Introduction / Context:
Interest-rate structure on deposits typically varies with term because banks manage asset–liability maturity. This question evaluates whether a single rate for all terms is desirable and whether the offered arguments are strong in reasoning and evidential plausibility.
Given Data / Assumptions:
- I predicts depositors will avoid longer terms if rates are uniform, but it does not explain why they would not still choose terms for safety or convenience.
- II claims simplicity will encourage more deposits, but offers no linkage to behavior beyond conjecture and ignores risk–return trade-offs.
- No empirical evidence is offered; we judge logic quality.
Concept / Approach:
- Strong arguments need a clear causal path and must address how pricing aligns with maturity risk and banking stability.
- Merely stating consequences without mechanism or acknowledging standard practice is weak.
Step-by-Step Solution:
Assess I: It assumes uniform rate leads to shunning long terms. Some depositors still prefer long terms for planning, but the argument does not convincingly prove systemic reduction in stability; it is speculative—weak.Assess II: “Simplicity” alone does not imply people will deposit more. Depositors respond to returns, safety, and liquidity. Lacking substantive reasoning, II is also weak.

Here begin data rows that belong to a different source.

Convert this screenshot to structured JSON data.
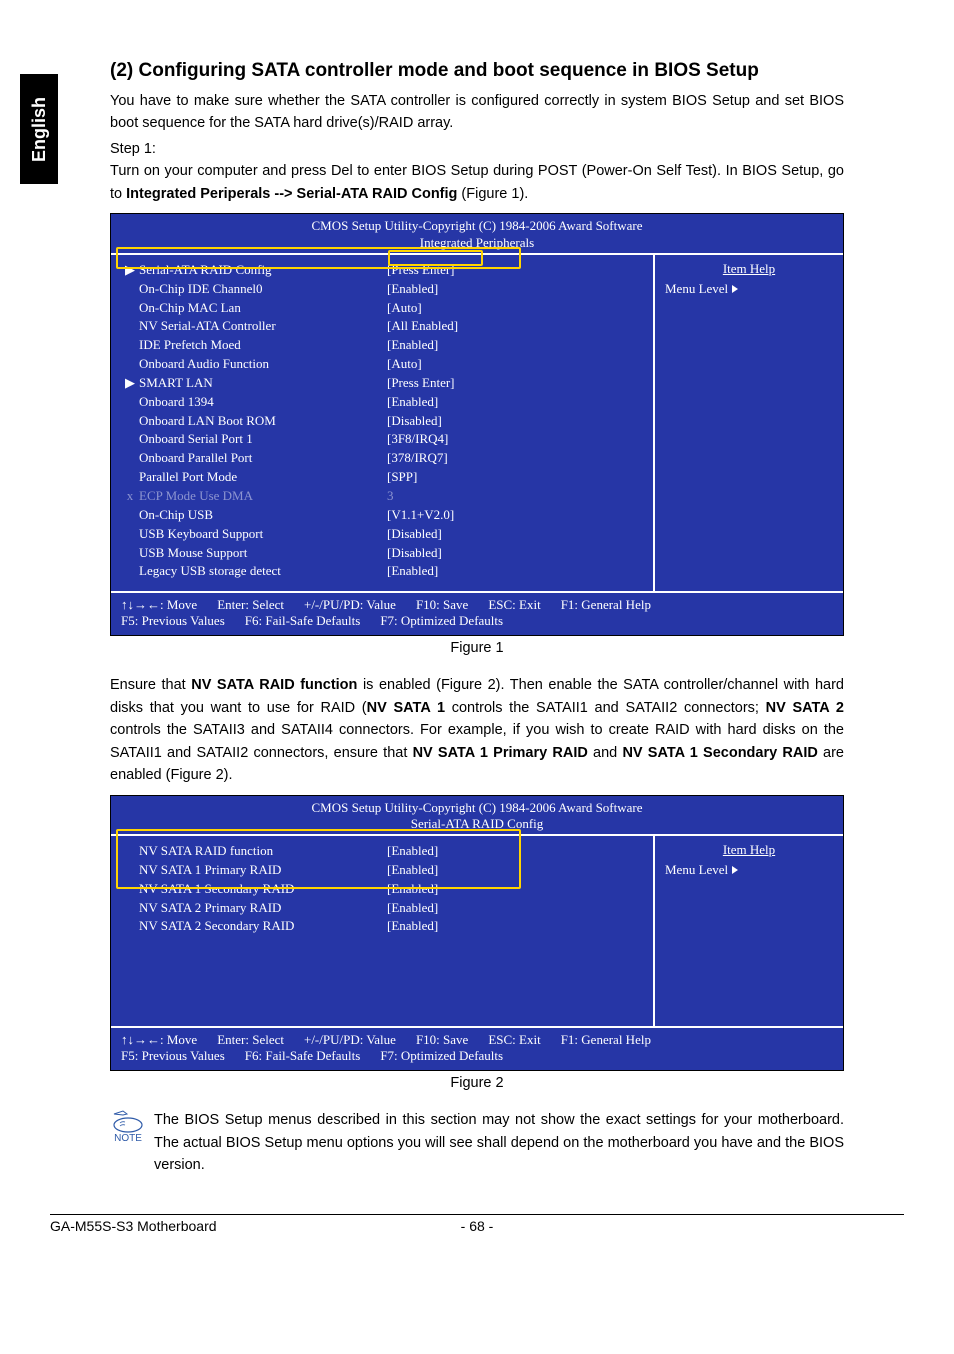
{
  "sideTab": "English",
  "heading": "(2) Configuring SATA controller mode and boot sequence in BIOS Setup",
  "para1_a": "You have to make sure whether the SATA controller is configured correctly in system BIOS Setup and set BIOS boot sequence for the SATA hard drive(s)/RAID array.",
  "step1": "Step 1:",
  "para1_b_pre": "Turn on your computer and press Del to enter BIOS Setup during POST (Power-On Self Test). In BIOS Setup, go to ",
  "para1_b_bold": "Integrated Periperals --> Serial-ATA RAID Config",
  "para1_b_post": " (Figure 1).",
  "bios_header": "CMOS Setup Utility-Copyright (C) 1984-2006 Award Software",
  "fig1": {
    "subtitle": "Integrated Peripherals",
    "rows": [
      {
        "m": "▶",
        "label": "Serial-ATA RAID Config",
        "val": "[Press Enter]",
        "dim": false
      },
      {
        "m": "",
        "label": "On-Chip IDE Channel0",
        "val": "[Enabled]",
        "dim": false
      },
      {
        "m": "",
        "label": "On-Chip MAC Lan",
        "val": "[Auto]",
        "dim": false
      },
      {
        "m": "",
        "label": "NV Serial-ATA Controller",
        "val": "[All Enabled]",
        "dim": false
      },
      {
        "m": "",
        "label": "IDE Prefetch Moed",
        "val": "[Enabled]",
        "dim": false
      },
      {
        "m": "",
        "label": "Onboard Audio Function",
        "val": "[Auto]",
        "dim": false
      },
      {
        "m": "▶",
        "label": "SMART LAN",
        "val": "[Press Enter]",
        "dim": false
      },
      {
        "m": "",
        "label": "Onboard 1394",
        "val": "[Enabled]",
        "dim": false
      },
      {
        "m": "",
        "label": "Onboard LAN Boot ROM",
        "val": "[Disabled]",
        "dim": false
      },
      {
        "m": "",
        "label": "Onboard Serial Port 1",
        "val": "[3F8/IRQ4]",
        "dim": false
      },
      {
        "m": "",
        "label": "Onboard Parallel Port",
        "val": "[378/IRQ7]",
        "dim": false
      },
      {
        "m": "",
        "label": "Parallel Port Mode",
        "val": "[SPP]",
        "dim": false
      },
      {
        "m": "x",
        "label": "ECP Mode Use DMA",
        "val": "3",
        "dim": true
      },
      {
        "m": "",
        "label": "On-Chip USB",
        "val": "[V1.1+V2.0]",
        "dim": false
      },
      {
        "m": "",
        "label": "USB Keyboard Support",
        "val": "[Disabled]",
        "dim": false
      },
      {
        "m": "",
        "label": "USB Mouse Support",
        "val": "[Disabled]",
        "dim": false
      },
      {
        "m": "",
        "label": "Legacy USB storage detect",
        "val": "[Enabled]",
        "dim": false
      }
    ],
    "side_title": "Item Help",
    "side_sub": "Menu Level",
    "footer": [
      "↑↓→←: Move",
      "Enter: Select",
      "+/-/PU/PD: Value",
      "F10: Save",
      "ESC: Exit",
      "F1: General Help",
      "F5: Previous Values",
      "F6: Fail-Safe Defaults",
      "F7: Optimized Defaults"
    ],
    "caption": "Figure 1"
  },
  "para2_a": "Ensure that ",
  "para2_b1": "NV SATA RAID function",
  "para2_c": " is enabled (Figure 2). Then enable the SATA controller/channel with hard disks that you want to use for RAID (",
  "para2_b2": "NV SATA 1",
  "para2_d": " controls the SATAII1 and SATAII2 connectors; ",
  "para2_b3": "NV SATA 2",
  "para2_e": " controls the SATAII3 and SATAII4 connectors. For example, if you wish to create RAID with hard disks on the SATAII1 and SATAII2 connectors, ensure that ",
  "para2_b4": "NV SATA 1 Primary RAID",
  "para2_f": " and ",
  "para2_b5": "NV SATA 1 Secondary RAID",
  "para2_g": " are enabled (Figure 2).",
  "fig2": {
    "subtitle": "Serial-ATA RAID Config",
    "rows": [
      {
        "m": "",
        "label": "NV SATA RAID function",
        "val": "[Enabled]",
        "dim": false
      },
      {
        "m": "",
        "label": "NV SATA 1 Primary RAID",
        "val": "[Enabled]",
        "dim": false
      },
      {
        "m": "",
        "label": "NV SATA 1 Secondary RAID",
        "val": "[Enabled]",
        "dim": false
      },
      {
        "m": "",
        "label": "NV SATA 2 Primary RAID",
        "val": "[Enabled]",
        "dim": false
      },
      {
        "m": "",
        "label": "NV SATA 2 Secondary RAID",
        "val": "[Enabled]",
        "dim": false
      }
    ],
    "side_title": "Item Help",
    "side_sub": "Menu Level",
    "caption": "Figure 2"
  },
  "note": "The BIOS Setup menus described in this section may not show the exact settings for your motherboard. The actual BIOS Setup menu options you will see shall depend on the motherboard you have and the BIOS version.",
  "note_label": "NOTE",
  "footer_left": "GA-M55S-S3 Motherboard",
  "footer_page": "- 68 -"
}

Verification / Alternative check:
In practice, term premiums compensate for locking funds. Removing them can misprice maturities; yet neither argument adequately articulates this technical rationale.
Why Other Options Are Wrong:
Only I / Only II / Both / Either: These overcredit arguments that are speculative and under-explained.
Common Pitfalls:
Confusing “sounds plausible” with “logically sufficient.” Strong policy arguments require more than assertion.